Cowboys owner Jerry Jones hadn’t said much about the Congressional investigation of the Commanders. On Friday, Jones said plenty.
“First of all, I hope our fans see how politically biased this report is,” Jones said during his weekly Friday appearance on 105.3 The Fan in Dallas. “This report doesn’t even come out if the Republicans were in Congress.”
He’s right, but that outcome would also be politically biased.
“It’s that stupid,” Jones added. “My point is there is biasness all the way through. There are stories behind the stories. The facts are that Mr. Snyder’s minority partners really went out a long way to try and make him sell. He ended up buying them out. But a lot of this is that.”

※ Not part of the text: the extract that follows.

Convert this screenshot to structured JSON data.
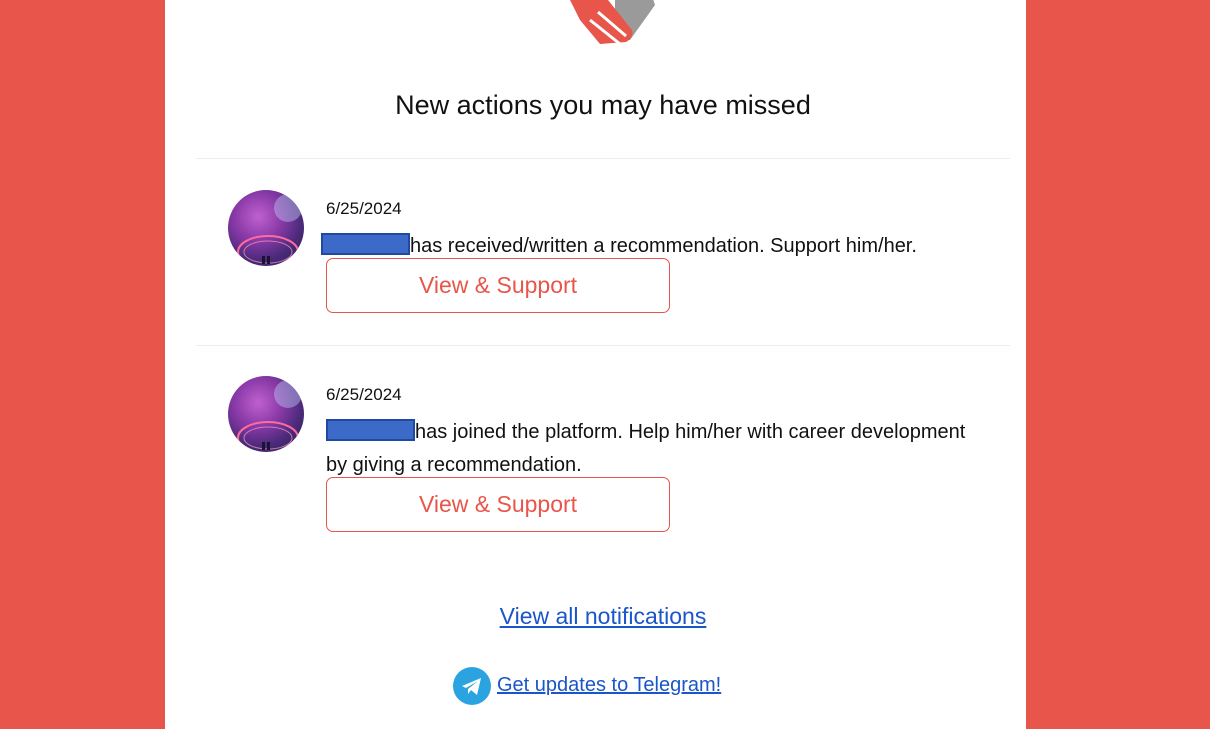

In other words, Jones believes that the three minority partners (including FedEx founder Fred Smith) instigated all of this to hurt Snyder. The truth, however, is that they had cashed out months before Congress started its investigation.
“And a lot of the testimony I was involved first hand,” Jones said. “I was among the handful of owners that looked at all of the transcripts. That looked at all of the messages. That looked at all of the data. This attorney is trying to -- is on a campaign, the woman attorney, to stop having settlements. When you have workplace settlements that’s another issue. But that’s a part of why this has the front that it has.”
It’s unclear which attorney Jones is specifically referring to. It is clear that Jones has a bias in favor of being able to write a check to make a workplace problem go away. That’s what he did in 2015 with the voyeurism scandal that remained under wraps until earlier this year -- and that inexplicably has been ignored, by pretty much everyone.
The simple truth is that the Oversight Committee didn’t discover anything we didn’t already know. There was confirmation of various reports that had surfaced, but there was nothing that close observers didn’t already know.
Specifically, the Commanders had a toxic and hostile workplace for years. Snyder was ultimately responsible for it. Snyder was directly accused by at least two employees of misconduct. Former team executive Bruce Allen was involved in email exchanges with Jon Gruden that were not appropriate, for a variety of reasons. The league buried the results of the Beth Wilkinson investigation.
The Committee investigation brought extra attention to the situation. That’s something the NFL doesn’t want, whether as it relates to the Commanders or the Cowboys or any other NFL team.